Ben opened the door to let out some of the smoke and I found a wooden spoon in one of the kitchen drawers. I adopted a more aggressive approach and began whacking the alarm with all my strength. It fell from the ceiling onto the floor but the noise got louder if anything.
“Take that!”
WHACK!
“And that!”
WHACK!
“Go on, Fred, smash it!” Charlie yelled.
I really started to pummel the alarm. The white plastic casing cracked, then fell apart, and the alarm emitted its final death wails.
“Finish it off!” Ben shouted.
I brought the spoon down right in the center of the alarm and delivered the killer blow. It let out a final peep and then was quiet. Freddie Yates 1—Smoke Detector 0.

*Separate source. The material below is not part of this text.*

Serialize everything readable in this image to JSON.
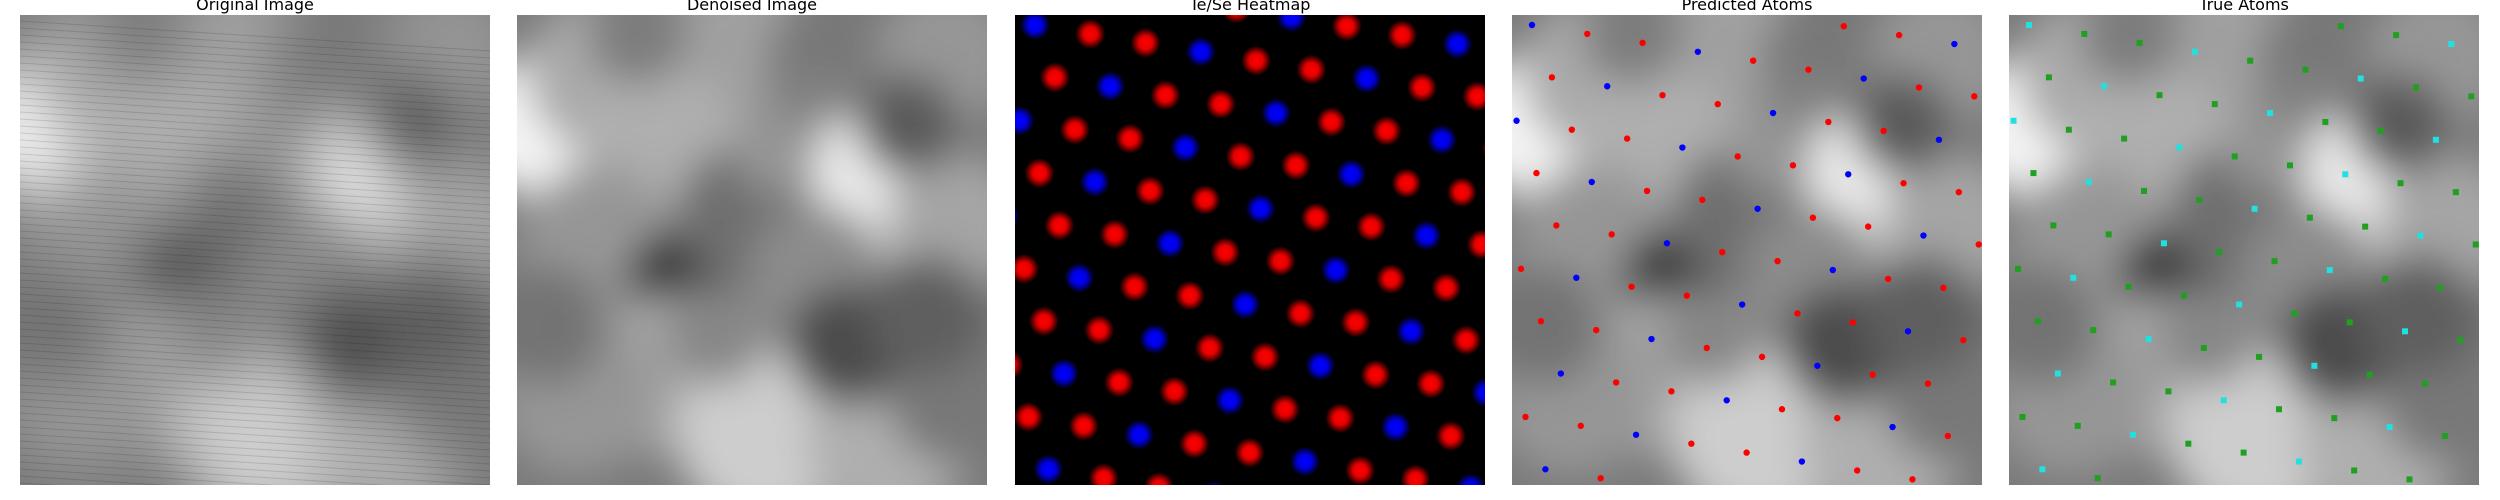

“Enjoy that much?” Ben asked.
I blushed. I had in an angry-fun sort of way. “Well . . . you know.”
“He’s got a kitchen utensil and he’s not afraid to use it,” Charlie laughed.
I poked the smoldering ashes with the spoon. They looked strangely familiar. “What is this stuff?”
Charlie quickly stopped laughing and began shifting his weight from foot to foot in a way that made him look decidedly . . . shifty.
“Charlie?”
“I only meant to warm them up. I didn’t think they’d catch on fire.”
In among the ashes I spotted a charred label with AGE 11–12 YRS printed on it. “Charlie, tell me this isn’t what I think it is.”
“It’s our clothes.”
“I said not to tell me that.”
Charlie looked uncomfortable. “It seemed like a good idea at the time.”
“To cook our clothes?” Ben spluttered. “What were you going to do—eat them?”
“There weren’t any flames, the stove has these hot circles, see?”
“Hot circles?” I couldn’t believe what I was hearing.
“I was only going to warm them through.”
“Charlie! They were our clothes, not pancakes. We’ve got nothing to wear apart from our underpants! I can’t meet Alan Froggley in my underpants. I just can’t.”
It was then that Ben inexplicably started laughing and I had a serious sense-of-humor failure. “Ben, this isn’t funny!”
“It’s a little funny.”
“No, it’s a disaster.”
“Now you’re being dramatic.”
“Ben, we’re in Wales, in a boat we’ve broken into, that we’ve now set on fire, and we’re practically naked—how is this not a disaster?”
Ben rolled his eyes. “Chill, nobody’s died, have they?”
His words seemed to fill the whole cabin.
He looked at me guiltily. “Oh. Sorry. Apart from your Grams. Nobody else has died.”
I just looked at him with my mouth open.
Ben quickly broke eye contact, picked up the bits of alarm, and chucked them in the garbage can. “It’s fine. We’ll think of something.”
I couldn’t see how it was fine. “We’ll need a miracle to get ourselves out of this mess.”
But a miracle didn’t happen. Not then anyway. In fact, our situation got a whole lot worse.